Palavras de minha mãe
Edson Gonçalves Ferreira
Se mamãe estive aqui, este ano, faria 88 anos. Ela foi cedo, mas deixou suas palavras soltas na minha boca. Eu faço poesia porque bebi dela e dos meus ancestrais o verbo poético. É meia noite e, na televisão, asssisto a um documentário de Elis Regina, a cantora paixão nossa, sim da nossa família.
Houve duas vezes que vi mamãe de luto, por causa de alguém que não era da família. Uma foi quando Clara Nunes morreu, ela chorou mais de uma semana. Depois, quando a querida Elis Regina partiu, a minha casa toda ficou de luto. Todo mundo chorava desesperadamente. Os vizinhos achavam estrano que nós, os Gonçalves Ferreira, chorássemos por causa de uma cantora. Não conseguiam valorar quem partia.

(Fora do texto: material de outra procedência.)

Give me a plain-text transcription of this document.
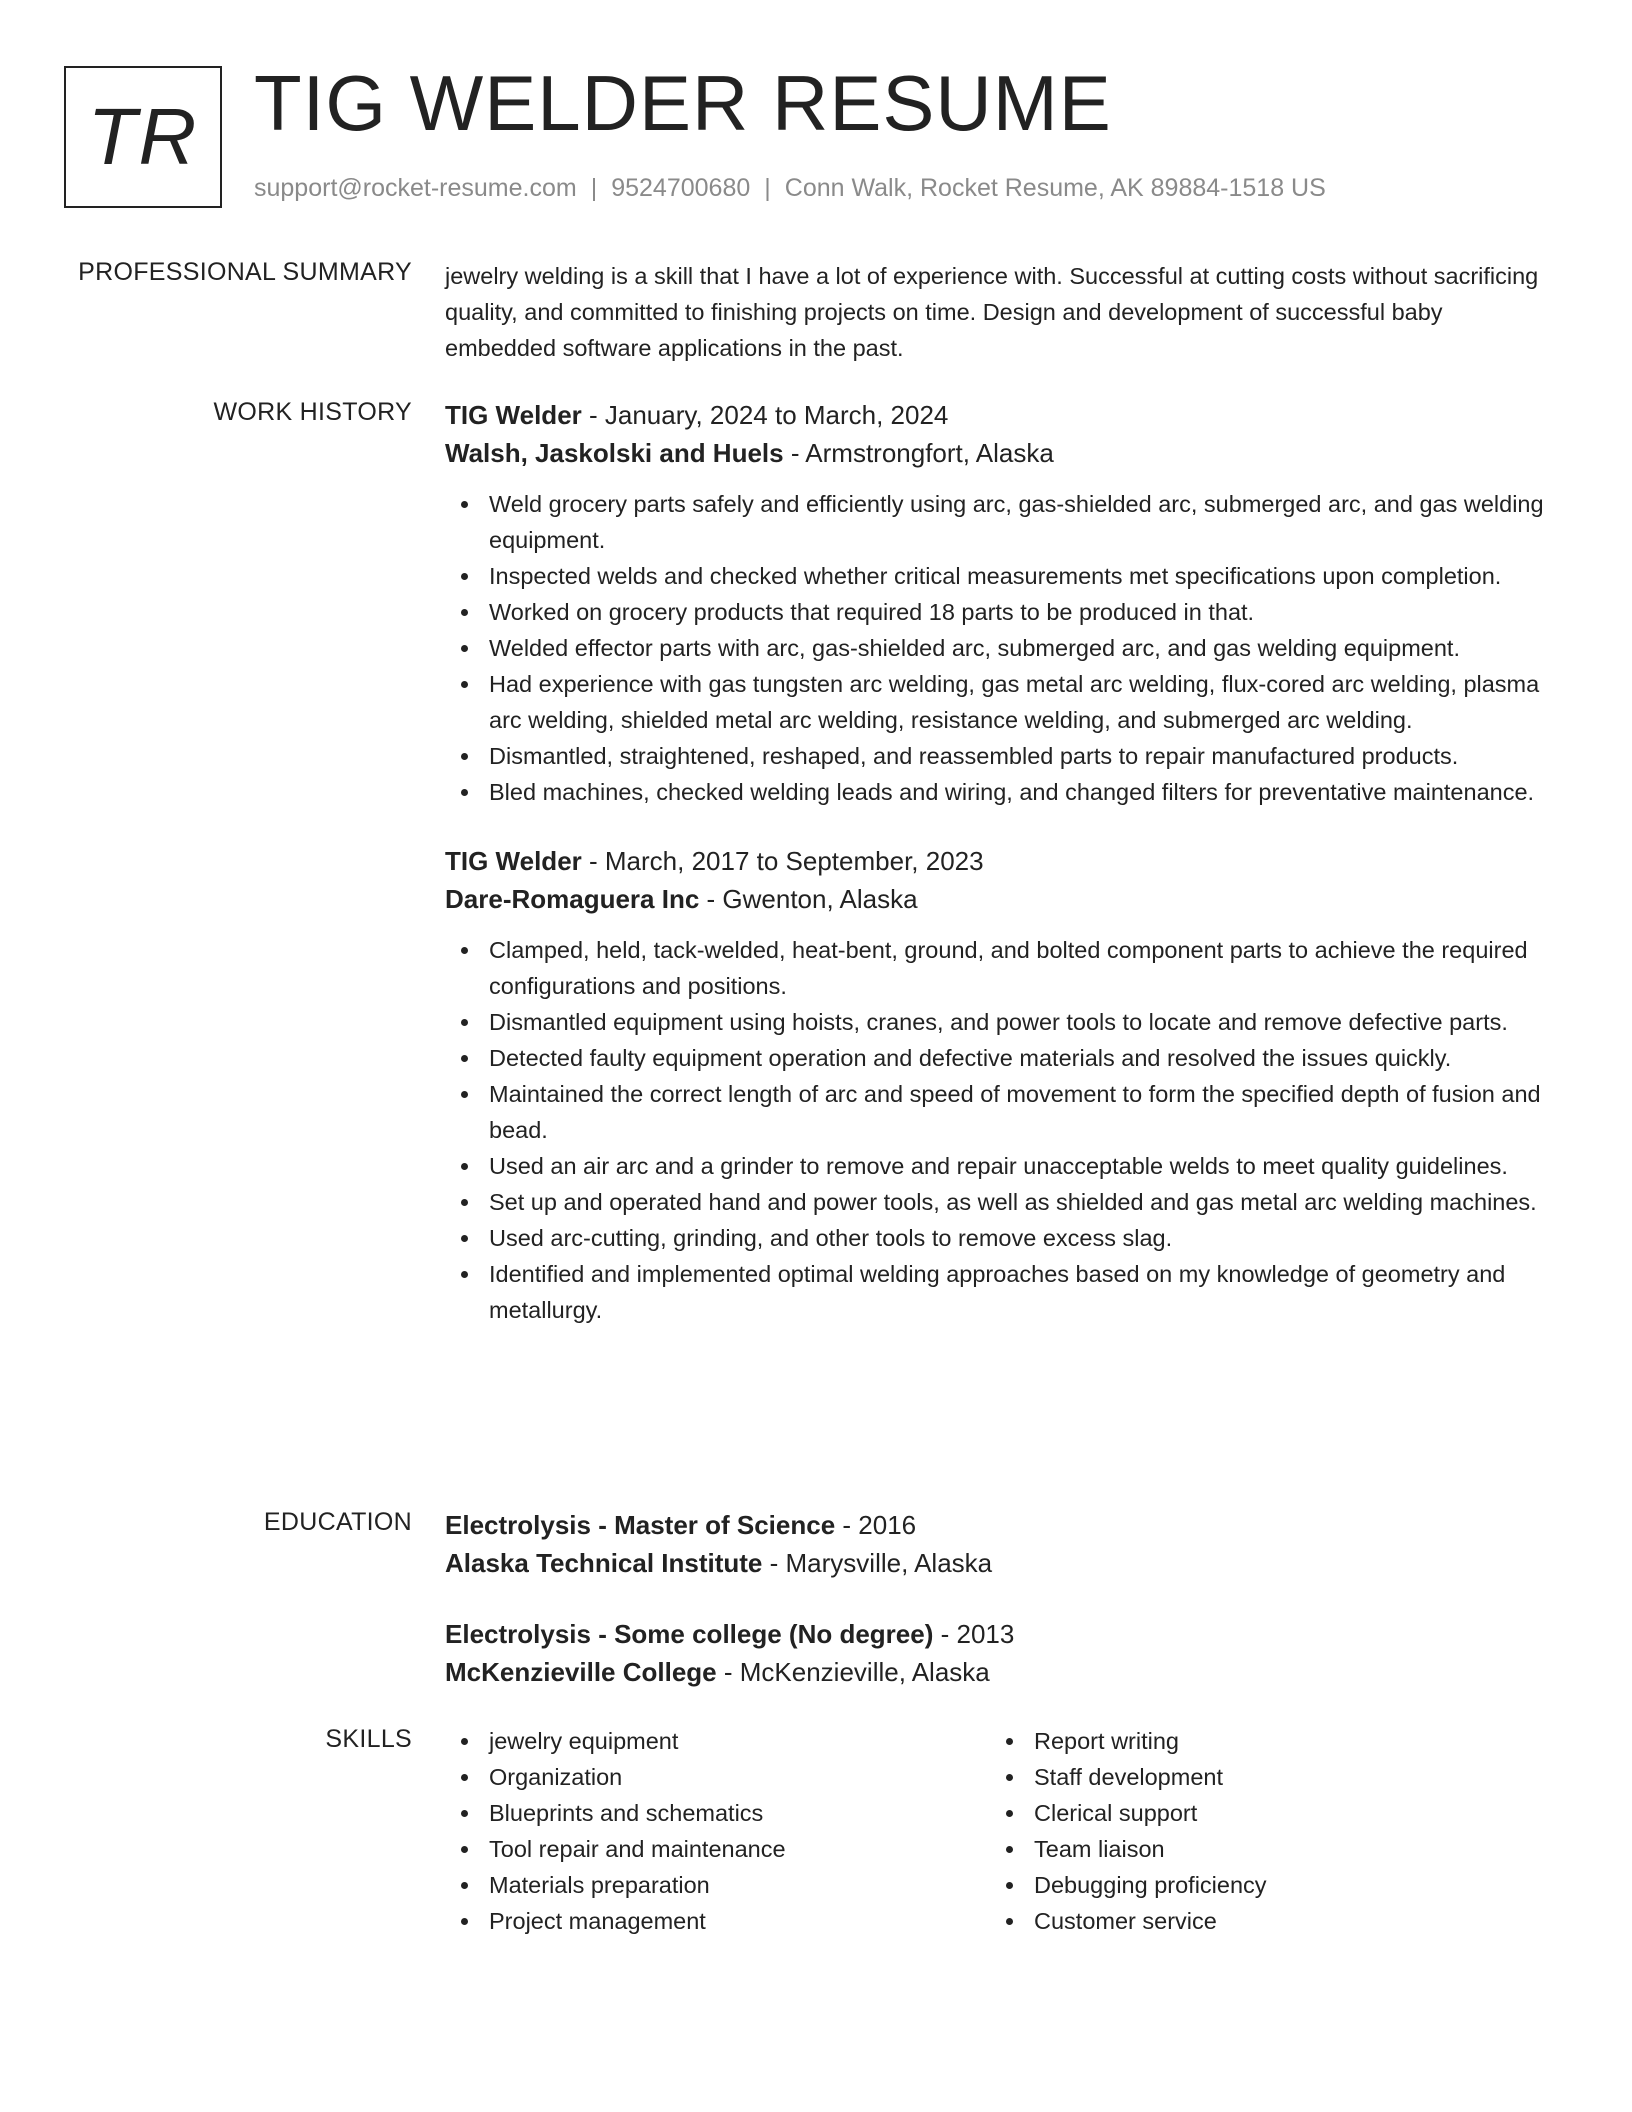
TR TIG WELDER RESUME
support@rocket-resume.com | 9524700680 | Conn Walk, Rocket Resume, AK 89884-1518 US
PROFESSIONAL SUMMARY jewelry welding is a skill that I have a lot of experience with. Successful at cutting costs without sacrificing quality, and committed to finishing projects on time. Design and development of successful baby embedded software applications in the past.

WORK HISTORY TIG Welder - January, 2024 to March, 2024
Walsh, Jaskolski and Huels - Armstrongfort, Alaska
Weld grocery parts safely and efficiently using arc, gas-shielded arc, submerged arc, and gas welding equipment.
Inspected welds and checked whether critical measurements met specifications upon completion.
Worked on grocery products that required 18 parts to be produced in that.
Welded effector parts with arc, gas-shielded arc, submerged arc, and gas welding equipment.
Had experience with gas tungsten arc welding, gas metal arc welding, flux-cored arc welding, plasma arc welding, shielded metal arc welding, resistance welding, and submerged arc welding.
Dismantled, straightened, reshaped, and reassembled parts to repair manufactured products.
Bled machines, checked welding leads and wiring, and changed filters for preventative maintenance.
TIG Welder - March, 2017 to September, 2023
Dare-Romaguera Inc - Gwenton, Alaska
Clamped, held, tack-welded, heat-bent, ground, and bolted component parts to achieve the required configurations and positions.
Dismantled equipment using hoists, cranes, and power tools to locate and remove defective parts.
Detected faulty equipment operation and defective materials and resolved the issues quickly.
Maintained the correct length of arc and speed of movement to form the specified depth of fusion and bead.
Used an air arc and a grinder to remove and repair unacceptable welds to meet quality guidelines.
Set up and operated hand and power tools, as well as shielded and gas metal arc welding machines.
Used arc-cutting, grinding, and other tools to remove excess slag.
Identified and implemented optimal welding approaches based on my knowledge of geometry and metallurgy.
EDUCATION Electrolysis - Master of Science - 2016
Alaska Technical Institute - Marysville, Alaska
Electrolysis - Some college (No degree) - 2013
McKenzieville College - McKenzieville, Alaska
SKILLS	jewelry equipment
Organization
Blueprints and schematics
Tool repair and maintenance
Materials preparation
Project management
Report writing
Staff development
Clerical support
Team liaison
Debugging proficiency
Customer service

Eu sou suspeito porque, quando morei no Rio e, habitando num convento franciscano, saía na sexta-feira, para ir curtir teatros e shows. Nessa época, pude assistir e, às vezes, conversar com Elis Regina, Bibi Ferreira, Sônia Oiticica, Rachel de Queirós, Osvaldo França Júnior, Roberto Drummond e outras personagens que, hoje, são lendas do Brasil.
Como minha mãe, sempre achei que todas as pessoas são especiais. Não precisa ser artista, nem rico, basta ser gente como a gente. Quando, contudo, a humanidade excelencia, a gente apaixona. Foi isso que aconteceu entre minha mãe e Clara Nunes, entre mim e Elis Regina.
Por isso, nesta madrugada de 19 de janeiro, relembrando a partida de Elis Regina, vendo um documentário sobre ela, resolvi escrever esta crônica, lembrando do luto da minha família quando ela se foi. Eu trabalha numa grande empresa e faltei e, quando interrogado, depois, respondi: morreu uma pessoa da minha família. Meu chefe perguntou: _ Quem? Respondi, tranqüilamente, Elis Regina, porque se até minha mãe chorou, ela se tornara membro querido da família Gonçalves Ferreira.
Hoje, ouvindo as declarações de Elis Regina sobre a mãe dela, lembro da minha mãe e da sabedoria dela. Que mulher incrível, tão incrível que amava outras mulheres incríveis como ela como: Carmem Miranda, Elis Regina, Clara Nunes. Essa crônica talvez seja feita por minha mãe através da boca desse filho que a ama desesperadamente.